Role of binding capacity versus binding strength in the separation of chiral compounds on protein-based high-performance liquid chromatography columns. Interactions of D- and L-tryptophan with human serum albumin.

Frontal analysis was used to examine changes in the association constant (Ka) and moles of binding sites (mL) for D- and L-tryptophan on an immobilized HSA column under various elution conditions. Both enantiomers had single-site interactions under all conditions tested.
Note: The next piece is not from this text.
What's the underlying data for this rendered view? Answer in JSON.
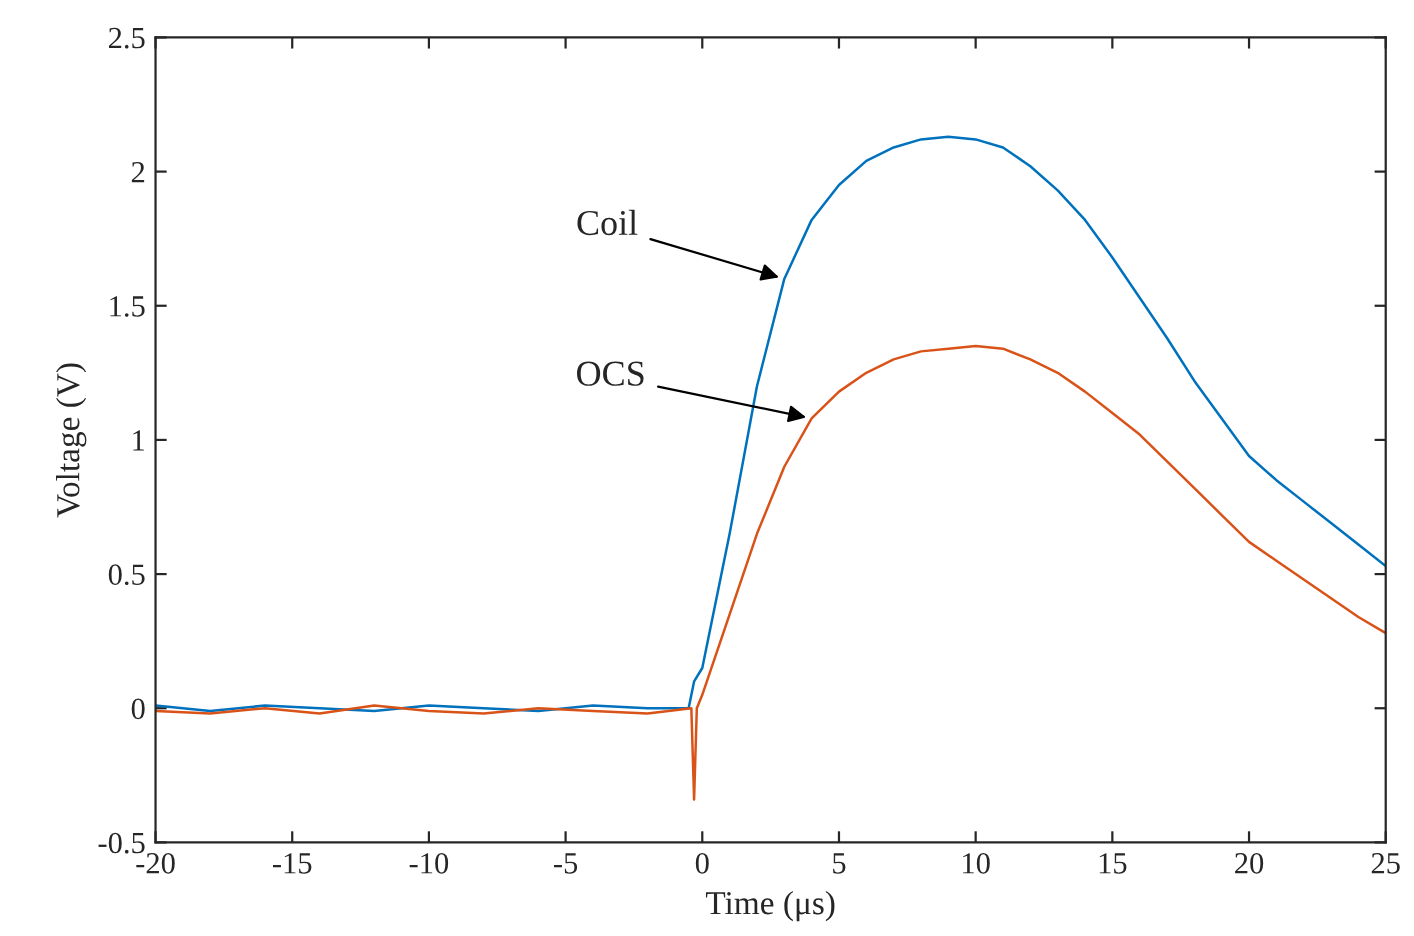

At pH 7.0 and 25 degrees C, the strength of L-tryptophan/HSA binding was determined mostly by the change in enthalpy of the system, while D-tryptophan/HSA binding was dominated by the change in entropy. The interactions of L-tryptophan with HSA showed a large change when varying the temperature, pH, ionic strength or 1-propanol content of the mobile phase. In each case, changes in Ka accounted for most of the shifts in retention that were seen for L-tryptophan during zonal elution studies. However, mL for this compound was also affected when varying the pH and 1-propanol levels. Changes in Ka were responsible for most of the shifts in D-tryptophan retention that were seen when adjusting the mobile phase pH or ionic strength. In addition, the value of mL for D-tryptophan was affected by pH, temperature and 1-propanol levels. It was concluded that varying such chromatographic conditions can alter either the binding strength or number of binding sites for solutes injected onto immobilized protein columns.